Italian Air Force & Italian Navy
is scheduled to receive 30 F-35B STOVL (15 Air Force and 15 Navy) variants of the Joint Strike Fighter to replace numerous legacy fighters in Air Force and Navy service including the McDonnell Douglas AV-8B Plus Harrier II aircraft operated by the Italian Navy. The Air Force will also operate 60 F-35A CTOL variants. Italian aviation companies are already producing components for the F-35’s being manufactured for all nations.
The Future of the F-35B
The success of the F-35B Lightning II aircraft is yet to be proven but for now, despite the controversy surrounding delays, technical issues and high costs, it is starting to look and sound very good.
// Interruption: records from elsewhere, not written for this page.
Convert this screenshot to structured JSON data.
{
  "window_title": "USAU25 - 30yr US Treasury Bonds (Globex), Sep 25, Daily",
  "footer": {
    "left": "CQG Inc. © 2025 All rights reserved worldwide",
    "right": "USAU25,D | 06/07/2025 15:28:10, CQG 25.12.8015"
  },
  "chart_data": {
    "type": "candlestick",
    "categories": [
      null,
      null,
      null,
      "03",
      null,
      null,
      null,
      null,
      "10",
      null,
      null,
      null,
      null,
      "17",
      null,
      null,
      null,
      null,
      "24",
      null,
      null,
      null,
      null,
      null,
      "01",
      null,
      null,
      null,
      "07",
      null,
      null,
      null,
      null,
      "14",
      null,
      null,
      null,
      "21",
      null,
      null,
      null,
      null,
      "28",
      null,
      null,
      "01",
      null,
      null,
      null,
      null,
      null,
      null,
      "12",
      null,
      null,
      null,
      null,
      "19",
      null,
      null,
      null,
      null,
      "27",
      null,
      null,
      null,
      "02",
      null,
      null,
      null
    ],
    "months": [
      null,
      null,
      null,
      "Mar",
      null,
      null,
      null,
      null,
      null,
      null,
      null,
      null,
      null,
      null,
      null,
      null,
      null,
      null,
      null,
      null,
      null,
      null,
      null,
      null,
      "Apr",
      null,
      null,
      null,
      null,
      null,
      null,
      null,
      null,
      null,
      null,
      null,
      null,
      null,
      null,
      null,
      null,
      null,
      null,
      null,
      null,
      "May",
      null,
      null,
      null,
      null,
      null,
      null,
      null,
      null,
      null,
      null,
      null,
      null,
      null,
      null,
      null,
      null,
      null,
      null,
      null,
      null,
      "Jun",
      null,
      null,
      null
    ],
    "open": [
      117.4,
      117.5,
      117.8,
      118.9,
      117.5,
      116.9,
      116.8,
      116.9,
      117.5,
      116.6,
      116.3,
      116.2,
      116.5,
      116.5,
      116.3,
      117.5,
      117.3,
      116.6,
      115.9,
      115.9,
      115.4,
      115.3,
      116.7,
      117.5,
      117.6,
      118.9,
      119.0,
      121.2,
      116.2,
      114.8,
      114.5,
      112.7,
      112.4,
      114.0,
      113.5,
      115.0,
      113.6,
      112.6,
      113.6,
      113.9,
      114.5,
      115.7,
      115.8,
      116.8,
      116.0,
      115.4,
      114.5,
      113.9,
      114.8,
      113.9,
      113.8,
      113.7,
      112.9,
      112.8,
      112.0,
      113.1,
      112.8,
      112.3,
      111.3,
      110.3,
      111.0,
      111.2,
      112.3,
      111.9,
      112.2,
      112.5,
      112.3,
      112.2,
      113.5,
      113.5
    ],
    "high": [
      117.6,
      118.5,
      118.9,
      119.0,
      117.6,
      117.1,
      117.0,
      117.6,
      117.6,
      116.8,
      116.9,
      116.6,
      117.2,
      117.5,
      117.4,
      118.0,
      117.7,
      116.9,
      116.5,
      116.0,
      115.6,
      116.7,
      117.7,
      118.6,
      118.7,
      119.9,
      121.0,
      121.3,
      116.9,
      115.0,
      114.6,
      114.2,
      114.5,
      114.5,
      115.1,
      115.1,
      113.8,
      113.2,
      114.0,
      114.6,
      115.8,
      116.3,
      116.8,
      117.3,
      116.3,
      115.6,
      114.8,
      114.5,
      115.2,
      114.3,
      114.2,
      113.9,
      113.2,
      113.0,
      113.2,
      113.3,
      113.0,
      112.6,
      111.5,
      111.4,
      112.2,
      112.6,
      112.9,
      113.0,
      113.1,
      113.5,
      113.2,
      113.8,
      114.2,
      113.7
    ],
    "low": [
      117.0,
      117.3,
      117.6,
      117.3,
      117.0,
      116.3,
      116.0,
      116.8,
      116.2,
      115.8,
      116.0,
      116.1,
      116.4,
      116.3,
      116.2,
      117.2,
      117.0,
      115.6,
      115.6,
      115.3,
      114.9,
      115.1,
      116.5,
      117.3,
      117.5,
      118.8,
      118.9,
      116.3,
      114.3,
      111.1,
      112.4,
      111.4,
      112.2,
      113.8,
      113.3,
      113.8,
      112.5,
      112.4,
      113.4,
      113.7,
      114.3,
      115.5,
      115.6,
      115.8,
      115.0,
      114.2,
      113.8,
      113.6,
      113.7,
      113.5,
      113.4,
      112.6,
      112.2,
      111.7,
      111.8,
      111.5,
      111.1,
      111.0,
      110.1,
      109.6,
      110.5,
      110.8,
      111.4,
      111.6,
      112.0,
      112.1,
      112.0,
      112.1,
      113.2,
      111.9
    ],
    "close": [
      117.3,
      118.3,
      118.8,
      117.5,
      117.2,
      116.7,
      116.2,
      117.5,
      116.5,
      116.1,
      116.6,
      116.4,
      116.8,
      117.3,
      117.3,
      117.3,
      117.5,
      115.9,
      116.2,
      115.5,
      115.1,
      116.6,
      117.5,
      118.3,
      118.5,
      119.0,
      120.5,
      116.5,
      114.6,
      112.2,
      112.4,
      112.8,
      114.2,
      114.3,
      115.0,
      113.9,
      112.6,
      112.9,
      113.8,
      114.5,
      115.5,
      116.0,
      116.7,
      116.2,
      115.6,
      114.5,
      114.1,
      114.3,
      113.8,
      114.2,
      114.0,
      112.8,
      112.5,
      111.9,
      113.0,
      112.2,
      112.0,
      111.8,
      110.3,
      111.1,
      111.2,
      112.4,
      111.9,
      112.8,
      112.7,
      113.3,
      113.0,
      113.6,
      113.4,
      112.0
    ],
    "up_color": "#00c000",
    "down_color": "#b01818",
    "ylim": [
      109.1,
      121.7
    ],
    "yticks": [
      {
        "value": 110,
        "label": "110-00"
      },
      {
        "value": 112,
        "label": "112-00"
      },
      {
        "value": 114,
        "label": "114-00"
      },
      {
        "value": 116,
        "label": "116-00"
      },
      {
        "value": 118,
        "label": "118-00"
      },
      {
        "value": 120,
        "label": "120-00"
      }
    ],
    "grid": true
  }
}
The test flights and production of these highly advanced aircraft continues.
The F-35 cost is expected to reduce as more are produced and Lockheed Martin in conjunction with the United States military continue to work on methods to reduce production costs. Lockheed Martin state: “Since we built the first F-35, production costs have dropped 55 percent.”
From the Lockheed Martin F-35 Fast Facts Cost web page:
The most recently contracted unit costs for Low Rate Initial Production lot 7 (not including the engine) are:
- F-35A: $98 million
- F-35B: $104 million
- F-35C: $116 million
An F-35A purchased in 2018 and delivered in 2020 will be $85 million, which is the equivalent of $75 million in today’s dollars.
Along with the USMC, RAF, Royal Navy and Italy, no doubt other countries including Spain who also operate the AV-8B Plus and Australia who are currently putting into service amphibious assault ships will consider the type. The F-35 is an all for nothing deal and they have to make it work!
Future Chinese STOVL?
It may not be too long before China enters the STOVL combat aircraft market. In March 2015 the Aviation Industry Corporation of China announced that its subsidiaries will be working on the development of a STOVL aircraft engine for the proposed production of a Chinese STOVL fighter to operate from future People’s Liberation Army Navy (PLAN) amphibious assault ships and their current CNS Liaoning aircraft carrier. It will be interesting to see what they come up with but given the operational similarities, I suspect it may be a development of the fifth generation, stealthy Shenyang J-31 prototype which made its first flight on October 31st, 2012 and is expected to enter the Chinese Peoples Liberation Army Air Force by 2019. The J-31 is very similar in appearance to the F-35A CTOL variant (I wonder where they go that design concept from?), except it has twin engines, which some say the F-35 should have had (time will tell).
Exciting times lay ahead for STOVL technology. I look forward to seeing what happens!